Mas tu não sabes sobre a mãe? Quem era ela, a mulher que às vezes deixava a casa por conta e fiava-se a dormir tardes inteiras e, de noite, quando todos dormiam, ela lia sem parar os poucos livros da casa, descobrindo sob as letras coisas de outras casas e que de alguma forma também nos diziam respeito? A bem dizer, eram casas iguais a nossa, fossem maiores ou mais humildes. Casas são portfolios das mães e a mãe cuidava de tudo, mesmo quando não fosse propriamente ela. Desde que se aposentou, decidiu cuidar dela mesma. Os filhos adultos não lhe deveriam trazer dissabores, mas os filhos são na mesma medida amores e dissabores. Trazem-nos o que são e nos incomoda que se pareçam tanto a nós mesmos, depois que nos percebemos velhos, também quase iguais a nossas mães e pais.
Hoje há esse vento frio soprando na rua e o cão lhe espreita entre os silêncios o ruido da sua chegada. Pensam que os cães sabem pelo faro, mas a verdade é que sabem pelo ouvido. Os tacos no corredor, as chinelas arrastadas no assoalho indicam a ele se passará a tarde só ou em sua companhia. Esse cachorro é da mãe, é seu último filho. Ela o cuida com desinteresse e isso lhe é suficiente. Esses dias o flagrei uivando, coisa de nunca, e entendi que era para ela. Quando cantaste tu para ela pela última vez, se ela te deu todas notas que tinha? Deu tudo, aliás, menos o essencial, é claro, por seu tácito direito.
Mas a mãe nunca foi tua, deixe de bestagem. Ela foi dela e do homem que ela escolheu, nem sei se por toda a vida. O querer não é contínuo, ata-se e desata-se como trocam-se as folhas do calendário, como alternam-se dia e noite, têm-se os olhos abertos ou fechados.
Deixa ela dormir, ingrato. Não a acordes…

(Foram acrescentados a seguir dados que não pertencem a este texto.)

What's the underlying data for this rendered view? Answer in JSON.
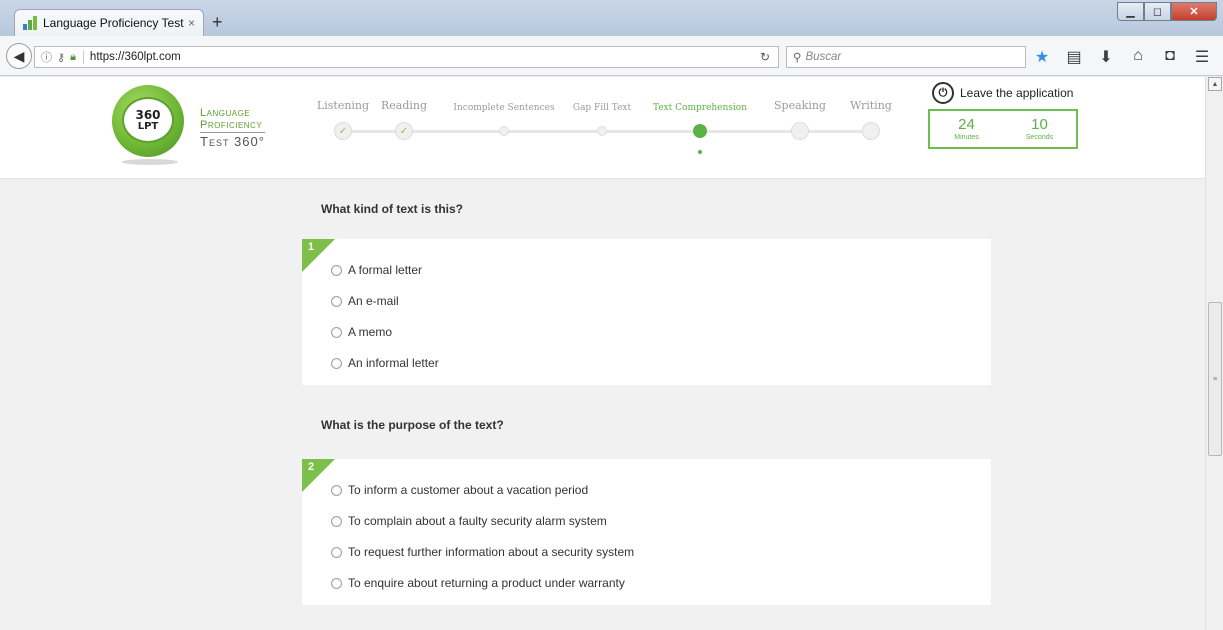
{
  "browser": {
    "tab_title": "Language Proficiency Test ...",
    "tab_close": "×",
    "new_tab": "+",
    "url": "https://360lpt.com",
    "search_placeholder": "Buscar",
    "icons": [
      "star-icon",
      "reading-list-icon",
      "download-icon",
      "home-icon",
      "pocket-icon",
      "menu-icon"
    ]
  },
  "logo": {
    "number": "360",
    "abbr": "LPT",
    "line1": "Language",
    "line2": "Proficiency",
    "line3": "Test 360°"
  },
  "steps": [
    {
      "label": "Listening",
      "status": "done"
    },
    {
      "label": "Reading",
      "status": "done"
    },
    {
      "label": "Incomplete Sentences",
      "status": "pending"
    },
    {
      "label": "Gap Fill Text",
      "status": "pending"
    },
    {
      "label": "Text Comprehension",
      "status": "active"
    },
    {
      "label": "Speaking",
      "status": "pending"
    },
    {
      "label": "Writing",
      "status": "pending"
    }
  ],
  "leave_label": "Leave the application",
  "timer": {
    "minutes": "24",
    "minutes_label": "Minutes",
    "seconds": "10",
    "seconds_label": "Seconds"
  },
  "questions": [
    {
      "number": "1",
      "text": "What kind of text is this?",
      "options": [
        "A formal letter",
        "An e-mail",
        "A memo",
        "An informal letter"
      ]
    },
    {
      "number": "2",
      "text": "What is the purpose of the text?",
      "options": [
        "To inform a customer about a vacation period",
        "To complain about a faulty security alarm system",
        "To request further information about a security system",
        "To enquire about returning a product under warranty"
      ]
    }
  ],
  "colors": {
    "accent": "#5cb245",
    "badge": "#7cc04b",
    "background": "#f1f1f1"
  }
}
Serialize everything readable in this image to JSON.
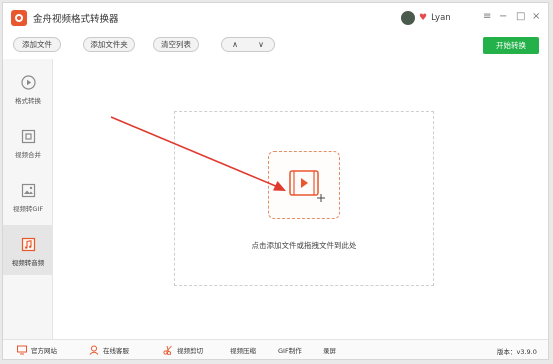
{
  "window": {
    "title": "金舟视频格式转换器",
    "user_name": "Lyan",
    "controls": [
      "≡",
      "−",
      "□",
      "×"
    ]
  },
  "toolbar": {
    "add_file": "添加文件",
    "add_folder": "添加文件夹",
    "clear_list": "清空列表",
    "move_up": "∧",
    "move_down": "∨",
    "start": "开始转换"
  },
  "sidebar": {
    "items": [
      {
        "label": "格式转换",
        "icon": "play-circle-icon",
        "active": false
      },
      {
        "label": "视频合并",
        "icon": "merge-icon",
        "active": false
      },
      {
        "label": "视频转GIF",
        "icon": "image-icon",
        "active": false
      },
      {
        "label": "视频转音频",
        "icon": "music-icon",
        "active": true
      }
    ]
  },
  "main": {
    "drop_hint": "点击添加文件或拖拽文件到此处"
  },
  "statusbar": {
    "items": [
      "官方网站",
      "在线客服",
      "视频剪切",
      "视频压缩",
      "GIF制作",
      "录屏"
    ],
    "version": "版本：v3.9.0"
  },
  "colors": {
    "accent_green": "#25b14a",
    "accent_orange": "#e8572e",
    "arrow_red": "#e03a2f"
  }
}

Mas é claro que, se a acordares, verás naquelas retinas que nunca envelheceram o mesmo amor reservado e silencioso que ela te dedicou quando tu nem imaginavas, porque isso são coisas de sempre, esse prazo que não se aquilata. Estás para ela como sua corrente sanguínea. A certeza última dos seus dias será essa mesma certeza, a de ter feito o que lhe permitiram, pois todos a solicitavam sempre, como a madona de quem até Jesus se afastou para poder ser Jesus.
Esteja tranquilo que no teu dedo verde, bom de cuidar as plantas, está aquele sangue doce de que vieste, um fardo alegre, nada além disso. E que serviu para lhe dar alegrias tolas de infância e estes são os momentos com que ela sonha, a pobre, quando viver não parece ter tanto sentido.
Deixa ela dormir… Ou aproveita e a acordes. Um instante só, o do reconhecimento, é só o que ela pede agora.